# Negril.com Message Board Forums > Living in Jamaica >  We have a kitchen, electric,water, a bathroom, shower and a yard dog........

## captaind

*and internet too....

Next trip is May 2 for 6 nites..........Sleep at Seastar spend all day out on Zion Hill

Next trip sometime in August.......Sleep on Zion Hill for the first time since April 2, 1986....

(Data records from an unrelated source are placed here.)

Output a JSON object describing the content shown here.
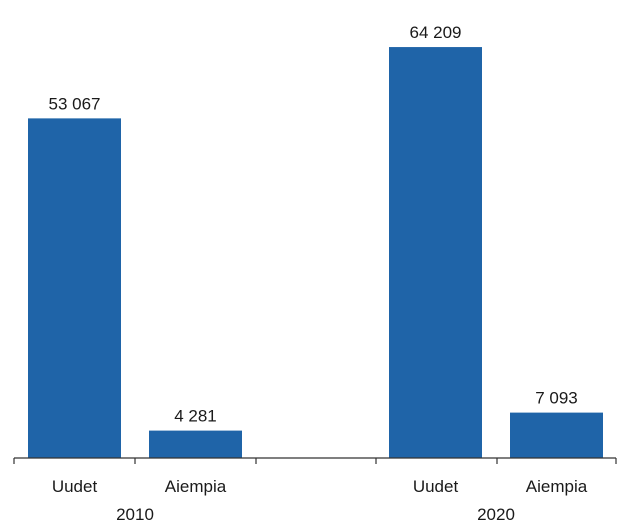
{
  "chart_data": {
    "type": "bar",
    "groups": [
      {
        "label": "2010",
        "bars": [
          {
            "category": "Uudet",
            "value": 53067,
            "value_label": "53 067"
          },
          {
            "category": "Aiempia",
            "value": 4281,
            "value_label": "4 281"
          }
        ]
      },
      {
        "label": "2020",
        "bars": [
          {
            "category": "Uudet",
            "value": 64209,
            "value_label": "64 209"
          },
          {
            "category": "Aiempia",
            "value": 7093,
            "value_label": "7 093"
          }
        ]
      }
    ],
    "bar_color": "#1f64a8",
    "ylim": [
      0,
      70000
    ],
    "grid": false,
    "legend": "none"
  }
}
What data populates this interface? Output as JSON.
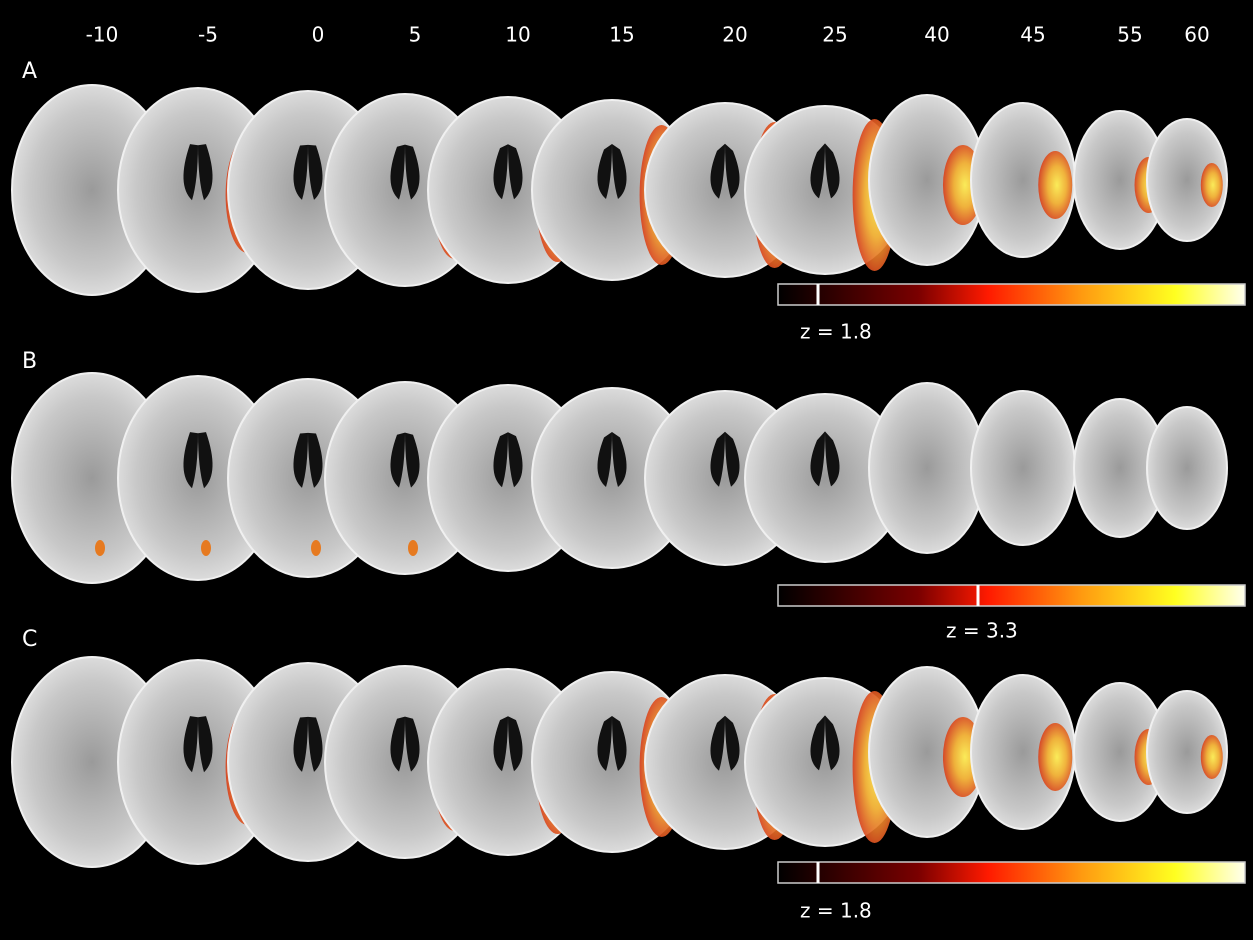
{
  "slice_labels": [
    "-10",
    "-5",
    "0",
    "5",
    "10",
    "15",
    "20",
    "25",
    "40",
    "45",
    "55",
    "60"
  ],
  "panels": [
    {
      "label": "A",
      "threshold_label": "z = 1.8"
    },
    {
      "label": "B",
      "threshold_label": "z = 3.3"
    },
    {
      "label": "C",
      "threshold_label": "z = 1.8"
    }
  ]
}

Thanks to Linston....couldn't be done without him....I'm blessed

Cap*

----------


## Coco

Like!

----------


## yetta

Sweet!!! And a resort dog.....you are completing the package!!!  Looks awesome Captain!!  Congrats to you and all involved.
Next time I see you, I have no doubt Zion Hill will be home sweet home...with all the fixings!!  :Smile:

----------


## ESparks451

That wood grain is niiiiice.  


We will be at Tensing Pen that week in May.  Maybe will will catch ya at the Seastar bar or something something.

----------


## goldilocks

I'm so excited for you guys!  yes, that cedar (?) is lovely....cute puppy too - looks like a JamRotty (jamaican yard dog/rottweiler mix)!

----------


## captaind

> I'm so excited for you guys!  yes, that cedar (?) is lovely....cute puppy too - looks like a JamRotty (jamaican yard dog/rottweiler mix)!


The wood is guango.

----------


## goldilocks

Guango, thanks, it's very nice!

----------


## Archer

I'm going to make it up there with Linston this trip. I tried last time but, Tattoo Charlie makes us have too much fun and its hard to get out of bed some days. We need new pics. If you need anything brought down let me know.

----------